The Solenodons are some of the most unique and rare mammals in the world. Similar animals lived all over North America 30 million years ago. However, today they are only found on the islands of Cuba and Hispaniola. They can be described as large shrew-like animals with elongated noses and multicolored fur. They can grow to be about a foot long. With their rough tails, that can add another 10 inches.
Cuba Solenodons find food by rooting in the ground with their snouts and tearing into rotten logs and trees with their powerful fore claws. Their diet consists mainly of insects and worms. Still, they also feed on fruits, roots, vegetables, and small vertebrates. In captivity, they have been known to drink only while bathing.

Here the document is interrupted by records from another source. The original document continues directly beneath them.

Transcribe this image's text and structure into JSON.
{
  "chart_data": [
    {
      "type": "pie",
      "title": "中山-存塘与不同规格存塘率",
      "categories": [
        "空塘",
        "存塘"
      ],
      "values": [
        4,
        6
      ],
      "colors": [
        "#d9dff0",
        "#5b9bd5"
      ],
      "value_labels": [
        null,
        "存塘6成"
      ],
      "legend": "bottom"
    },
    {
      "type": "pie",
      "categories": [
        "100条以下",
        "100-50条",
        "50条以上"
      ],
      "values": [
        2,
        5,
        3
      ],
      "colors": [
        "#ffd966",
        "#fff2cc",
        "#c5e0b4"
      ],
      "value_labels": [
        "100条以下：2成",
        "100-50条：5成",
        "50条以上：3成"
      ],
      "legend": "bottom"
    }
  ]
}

The Solenodon, Part of the Small Group of Venomous Mammals
Solenodons are one of only a few venomous mammals. Like the duck-billed platypus. The Solenodons injects its venom like a snake through specially modified teeth. Snakes inject their venom through their upper jaws. In contrast, they have specialized lower incisor teeth, which have deep grooves connected to venom glands at the base of the teeth. Scientists today are still unclear on why these animals became venomous. It's been suggested that the venom helps them capture prey or avoid becoming prey.
They are some of the last few surviving Caribbean land mammals and the population trend of the animal is unknown with no accurate population estimate available. However, it is believed to be that they are threatened now by habitat loss and predation from feral dogs and cats. They are important predators of invertebrates that may act as pests. Meaning they are the environments biological pest control.